Graph Neural Networks Need Cluster-Normalize-Activate Modules
Arseny Skryagin, Felix Divo, Mohammad Amin Ali, Devendra Singh Dhami, Kristian Kersting
TL;DR
Graph Neural Networks struggle with oversmoothing as depth increases, causing node representations to collapse. The authors introduce Cluster-Normalize-Activate (CNA), a plug-and-play module that clusters node features per layer, normalizes within clusters, and applies cluster-specific learnable activations to preserve diversity.

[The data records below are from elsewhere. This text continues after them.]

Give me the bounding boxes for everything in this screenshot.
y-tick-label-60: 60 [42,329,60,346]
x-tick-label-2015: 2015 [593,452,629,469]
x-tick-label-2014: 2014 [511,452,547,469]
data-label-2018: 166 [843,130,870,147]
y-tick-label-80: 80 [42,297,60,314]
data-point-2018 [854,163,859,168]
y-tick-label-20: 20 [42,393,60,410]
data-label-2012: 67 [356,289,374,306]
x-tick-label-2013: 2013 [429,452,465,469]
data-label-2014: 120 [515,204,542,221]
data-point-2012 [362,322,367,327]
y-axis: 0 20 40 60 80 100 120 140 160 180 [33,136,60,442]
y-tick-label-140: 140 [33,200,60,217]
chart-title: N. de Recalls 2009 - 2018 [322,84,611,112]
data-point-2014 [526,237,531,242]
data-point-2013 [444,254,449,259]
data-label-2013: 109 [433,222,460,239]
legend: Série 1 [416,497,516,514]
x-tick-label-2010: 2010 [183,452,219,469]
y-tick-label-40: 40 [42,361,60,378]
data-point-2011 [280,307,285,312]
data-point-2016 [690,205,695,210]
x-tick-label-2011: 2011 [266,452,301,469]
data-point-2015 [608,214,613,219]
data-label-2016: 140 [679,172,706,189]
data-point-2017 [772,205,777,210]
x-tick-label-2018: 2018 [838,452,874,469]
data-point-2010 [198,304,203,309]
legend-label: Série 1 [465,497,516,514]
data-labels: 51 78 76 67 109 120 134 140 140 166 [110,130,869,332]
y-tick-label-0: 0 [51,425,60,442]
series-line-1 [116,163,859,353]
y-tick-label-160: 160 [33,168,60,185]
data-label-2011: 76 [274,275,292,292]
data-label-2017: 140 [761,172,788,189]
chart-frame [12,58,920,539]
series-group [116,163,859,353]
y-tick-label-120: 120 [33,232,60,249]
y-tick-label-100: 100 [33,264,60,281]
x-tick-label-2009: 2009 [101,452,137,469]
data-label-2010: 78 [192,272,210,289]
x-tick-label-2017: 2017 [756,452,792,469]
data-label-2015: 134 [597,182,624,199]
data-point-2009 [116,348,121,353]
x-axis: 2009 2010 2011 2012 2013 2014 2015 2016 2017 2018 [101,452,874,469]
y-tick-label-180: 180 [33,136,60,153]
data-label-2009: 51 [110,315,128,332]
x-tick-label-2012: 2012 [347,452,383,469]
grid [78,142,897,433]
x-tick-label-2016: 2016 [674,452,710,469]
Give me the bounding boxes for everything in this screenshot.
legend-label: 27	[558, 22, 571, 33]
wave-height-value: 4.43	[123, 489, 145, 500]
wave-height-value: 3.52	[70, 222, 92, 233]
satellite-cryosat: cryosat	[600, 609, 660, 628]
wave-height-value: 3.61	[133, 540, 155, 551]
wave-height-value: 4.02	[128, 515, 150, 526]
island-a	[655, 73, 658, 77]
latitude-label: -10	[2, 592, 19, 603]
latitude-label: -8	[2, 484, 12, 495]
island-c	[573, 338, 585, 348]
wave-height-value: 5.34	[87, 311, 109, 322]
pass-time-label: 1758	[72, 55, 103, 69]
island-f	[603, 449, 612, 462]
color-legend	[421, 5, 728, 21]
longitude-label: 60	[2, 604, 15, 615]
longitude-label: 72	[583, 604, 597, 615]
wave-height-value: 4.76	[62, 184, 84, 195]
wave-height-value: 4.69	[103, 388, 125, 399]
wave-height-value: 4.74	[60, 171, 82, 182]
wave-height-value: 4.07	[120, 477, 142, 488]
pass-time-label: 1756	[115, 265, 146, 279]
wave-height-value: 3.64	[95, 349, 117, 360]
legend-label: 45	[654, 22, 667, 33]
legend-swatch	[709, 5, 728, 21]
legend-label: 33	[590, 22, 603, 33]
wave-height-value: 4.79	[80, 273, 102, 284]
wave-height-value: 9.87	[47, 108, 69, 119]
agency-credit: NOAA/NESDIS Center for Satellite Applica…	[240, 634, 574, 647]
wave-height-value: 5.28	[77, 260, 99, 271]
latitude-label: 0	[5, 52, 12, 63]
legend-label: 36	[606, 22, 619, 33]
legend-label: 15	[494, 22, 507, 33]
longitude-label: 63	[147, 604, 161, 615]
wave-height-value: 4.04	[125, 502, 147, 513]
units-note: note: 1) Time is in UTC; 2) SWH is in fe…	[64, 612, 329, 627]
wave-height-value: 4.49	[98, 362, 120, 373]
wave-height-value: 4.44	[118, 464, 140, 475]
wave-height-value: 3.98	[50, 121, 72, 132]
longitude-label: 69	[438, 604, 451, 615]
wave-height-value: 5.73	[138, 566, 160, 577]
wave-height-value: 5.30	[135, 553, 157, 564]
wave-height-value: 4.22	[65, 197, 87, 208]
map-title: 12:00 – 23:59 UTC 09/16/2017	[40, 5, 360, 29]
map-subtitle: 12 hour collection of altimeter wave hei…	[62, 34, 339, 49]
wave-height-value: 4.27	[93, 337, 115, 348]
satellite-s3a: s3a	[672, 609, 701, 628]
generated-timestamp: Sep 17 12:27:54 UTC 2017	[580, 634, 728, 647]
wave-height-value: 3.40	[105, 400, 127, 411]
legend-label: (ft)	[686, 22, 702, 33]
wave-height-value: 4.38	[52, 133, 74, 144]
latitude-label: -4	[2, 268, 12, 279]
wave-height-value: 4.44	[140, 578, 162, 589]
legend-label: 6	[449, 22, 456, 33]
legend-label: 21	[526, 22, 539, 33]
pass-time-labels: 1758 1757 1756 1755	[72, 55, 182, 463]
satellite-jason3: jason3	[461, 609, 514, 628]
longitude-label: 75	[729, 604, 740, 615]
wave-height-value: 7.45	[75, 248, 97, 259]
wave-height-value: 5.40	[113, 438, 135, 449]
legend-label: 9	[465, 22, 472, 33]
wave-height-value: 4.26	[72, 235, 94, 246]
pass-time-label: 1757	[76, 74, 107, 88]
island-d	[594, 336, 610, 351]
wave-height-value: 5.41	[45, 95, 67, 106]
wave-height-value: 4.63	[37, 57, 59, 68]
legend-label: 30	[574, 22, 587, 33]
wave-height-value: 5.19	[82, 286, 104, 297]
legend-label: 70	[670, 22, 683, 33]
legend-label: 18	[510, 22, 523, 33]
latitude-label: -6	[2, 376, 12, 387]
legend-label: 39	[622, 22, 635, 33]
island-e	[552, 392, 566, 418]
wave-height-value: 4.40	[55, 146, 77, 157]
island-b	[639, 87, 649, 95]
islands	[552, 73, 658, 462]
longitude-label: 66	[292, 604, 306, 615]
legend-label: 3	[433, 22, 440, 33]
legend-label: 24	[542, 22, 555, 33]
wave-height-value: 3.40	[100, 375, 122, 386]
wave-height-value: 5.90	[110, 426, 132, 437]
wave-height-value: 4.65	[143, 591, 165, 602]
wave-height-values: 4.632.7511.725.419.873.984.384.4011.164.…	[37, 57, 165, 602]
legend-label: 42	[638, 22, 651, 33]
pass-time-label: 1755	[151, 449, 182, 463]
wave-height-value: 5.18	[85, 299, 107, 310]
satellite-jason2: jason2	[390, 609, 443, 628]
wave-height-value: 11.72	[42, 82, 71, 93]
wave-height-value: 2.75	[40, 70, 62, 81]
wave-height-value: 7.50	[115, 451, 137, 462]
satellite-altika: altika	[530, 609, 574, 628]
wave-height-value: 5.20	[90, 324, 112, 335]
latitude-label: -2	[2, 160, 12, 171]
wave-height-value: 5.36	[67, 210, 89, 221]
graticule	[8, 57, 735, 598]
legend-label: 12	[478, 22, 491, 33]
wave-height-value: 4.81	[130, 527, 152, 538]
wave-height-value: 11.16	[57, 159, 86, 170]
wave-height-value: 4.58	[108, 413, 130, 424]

They provide theoretical arguments showing CNA thwarts standard oversmoothing proofs and demonstrate strong empirical gains across node classification, node property prediction, and graph-level tasks, with fewer parameters than competing models. The results suggest CNA enables deeper, more expressive GNNs with practical efficiency gains for real-world graph tasks.
Abstract
Graph Neural Networks (GNNs) are non-Euclidean deep learning models for graph-structured data. Despite their successful and diverse applications, oversmoothing prohibits deep architectures due to node features converging to a single fixed point. This severely limits their potential to solve complex tasks. To counteract this tendency, we propose a plug-and-play module consisting of three steps: Cluster-Normalize-Activate (CNA). By applying CNA modules, GNNs search and form super nodes in each layer, which are normalized and activated individually. We demonstrate in node classification and property prediction tasks that CNA significantly improves the accuracy over the state-of-the-art. Particularly, CNA reaches 94.18% and 95.75% accuracy on Cora and CiteSeer, respectively. It further benefits GNNs in regression tasks as well, reducing the mean squared error compared to all baselines. At the same time, GNNs with CNA require substantially fewer learnable parameters than competing architectures.